To an extent, there’s a natural intellectual curiosity about a closed society; media coverage, and indeed television and books, offers a rare window. If we cannot experience something ourselves, the next best is to be told about it. Yet there’s a fine line between curiosity and thinly-veiled contempt, between offering the opportunity for people to learn about something and giving them a get-out-of-jail-free card to laugh about it.

At the risk of disagreeing with the herd, I found watching the musical The Book of Mormon rather uncomfortable, given that we were essentially being asked to snigger at the ignorant, whether the Mormon missionaries or the generic African villagers. Oh, but it was actually poking fun at American exceptionalism, I’m told. Well, yes, but what about the fact that it involved smug, superior writers all but giggling like children at a culture distinct from their own?

The Mormons, of course, have reacted rather well to the show, and launched a recruitment drive off the back of it. Good for them. And of course we should be able to laugh at religion, to point out its absurdities, and still tolerate it as part of a healthy melting-pot society. I might be Jewish, but I’ve no more connection than the next person to the baffling decisions made in the name of faith by those on the extreme fringes of the community.

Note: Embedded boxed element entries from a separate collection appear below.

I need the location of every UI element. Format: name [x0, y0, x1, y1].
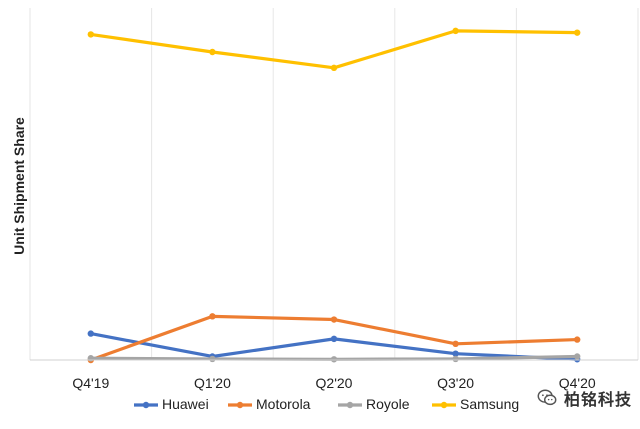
- data-point-motorola: [209, 313, 216, 320]
- data-point-motorola: [574, 336, 581, 343]
- data-point-royole: [452, 355, 459, 363]
- legend-marker: [142, 401, 150, 409]
- series-samsung: [87, 27, 581, 72]
- watermark-text: 柏铭科技: [563, 392, 632, 409]
- legend-marker: [236, 401, 244, 409]
- data-point-samsung: [87, 31, 95, 38]
- x-tick-label: Q1'20: [194, 375, 231, 391]
- x-tick-label: Q4'19: [72, 375, 109, 391]
- data-point-samsung: [209, 48, 216, 56]
- legend: Huawei Motorola Royole Samsung: [134, 396, 519, 412]
- legend-marker: [346, 401, 354, 409]
- data-point-motorola: [330, 316, 338, 323]
- legend-label: Huawei: [162, 396, 209, 412]
- legend-item-royole: Royole: [338, 396, 410, 412]
- data-point-royole: [574, 353, 581, 360]
- legend-label: Royole: [366, 396, 410, 412]
- x-tick-label: Q3'20: [437, 375, 474, 391]
- x-tick-label: Q4'20: [559, 375, 596, 391]
- wechat-icon: [537, 389, 557, 406]
- legend-marker: [440, 401, 448, 409]
- data-point-samsung: [330, 64, 338, 72]
- legend-item-huawei: Huawei: [134, 396, 209, 412]
- data-point-motorola: [452, 340, 459, 348]
- series-line-samsung: [89, 29, 579, 70]
- data-point-samsung: [574, 29, 581, 36]
- legend-label: Samsung: [460, 396, 519, 412]
- x-axis: Q4'19 Q1'20 Q2'20 Q3'20 Q4'20: [30, 359, 638, 391]
- data-point-huawei: [330, 335, 338, 343]
- series-lines: [87, 27, 581, 364]
- watermark: 柏铭科技: [536, 386, 632, 410]
- data-point-samsung: [452, 27, 459, 35]
- grid-lines: [29, 8, 639, 360]
- data-point-royole: [330, 356, 338, 363]
- data-point-huawei: [452, 350, 459, 357]
- x-tick-label: Q2'20: [316, 375, 353, 391]
- series-royole: [87, 353, 581, 363]
- legend-item-samsung: Samsung: [432, 396, 519, 412]
- legend-label: Motorola: [256, 396, 311, 412]
- data-point-huawei: [87, 330, 95, 337]
- legend-item-motorola: Motorola: [228, 396, 311, 412]
- y-axis-label: Unit Shipment Share: [11, 117, 27, 255]
- data-point-royole: [209, 355, 216, 363]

I can see the comedy value in a passenger who has essentially cling-filmed himself because he is so devout; I can appreciate how ludicrous it is that the woman wouldn’t just reapply the next morning. And it’s not as if these stories are fabricated to cast strictly Orthodox Jews in a bad light – on the contrary - perhaps frustratingly for the rest of the Jewish community - they are all too real.

And I know exactly why newspapers, documentary makers and bloggers seize on these cases – they are funny and ridiculous, and they guarantee plenty of web traffic and twitter discussion. But it’s hard to be totally relaxed with the way laughing about extreme religious behaviour has become so mainstream, so trendy.

For by and large, there is no attempt at understanding, at examination. These anecdotes are not reported on because they tell us anything about those communities, only because they are humorous. They reveal absurd caricatures taking observance to the furthest extreme, and tar an entire community with the brush of the strangest member. As a supposedly tolerant, inclusive society, I’m not sure we should be so comfortable with that.